- China Adopts the New National Security Law - A Top Legislative Effort to Control Cybersecurity
- September 10, 2015
- Law Firm: DLA Piper (Canada) LLP - Vancouver Office
On 1 July 2015, the Standing Committee of the National People's Congress, China's top legislature, approved the new National Security Law of the People's Republic of China (the "New Law") which became effective on the same day. This New Law is very high-level in its nature, covering a wide range of areas from the military, wider economy and natural resources to environment, religion, food security, cybersecurity and space exploration. The most significant aspect of this New Law in relation to cybersecurity is the fact that it was issued by China's top legislature, indicating the importance being placed on cybersecurity at the highest level of China's legislative system.
The New Law provides for a general legislative framework to control cybersecurity which includes the following:
- The state should develop its ability to protect against cyber and information security risks, and to ensure that the core cyber and information technology, key infrastructure, information system and data in important sectors are secure and controllable.
- The state should set up a national security review and supervision system and should conduct national security reviews of any foreign investment, key technologies, Internet and information technology products and services and other important matters and activities that impact or are likely to impact national security.
- The state should actively develop independent controllable key technologies in important sectors and strengthen the application of intellectual property.
As this New Law is newly promulgated and is very general in its nature, there is considerable ambiguity which may be clarified by subsequent guidance.
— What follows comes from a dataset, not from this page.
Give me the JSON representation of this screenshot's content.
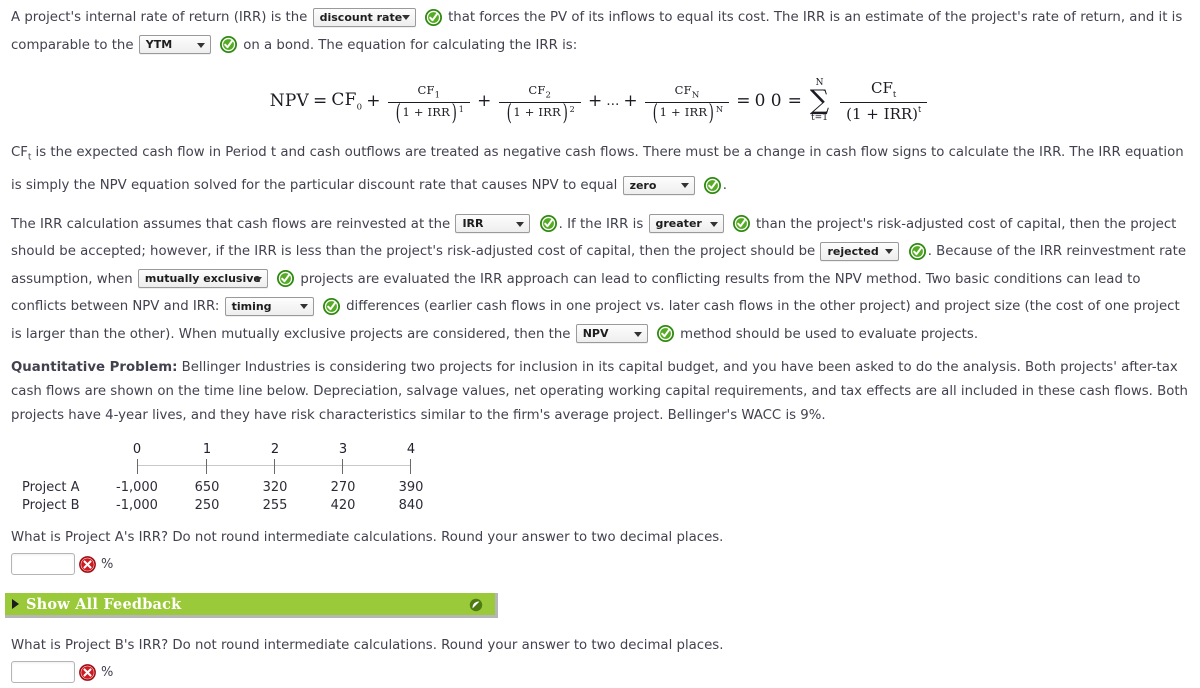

In particular:
- The New Law does not provide specific requirements as to how to ensure that IT systems are secure and controllable. The term "secure and controllable" is also used in the CBRC Guidelines that DLA Piper reported on earlier this year. Although the CBRC Guidelines set out specific requirements to implement "secure and controllable" information technology products in the banking sector, we understand that the implementation of such rules are still pending.
- Although the New Law requires a national security review system, it does not provide any details of the practical implementation of such rules. For example, which authority will conduct such a review? What are the specific criteria to determine whether a technology product will impact or is likely to impact national security? What will the review process be?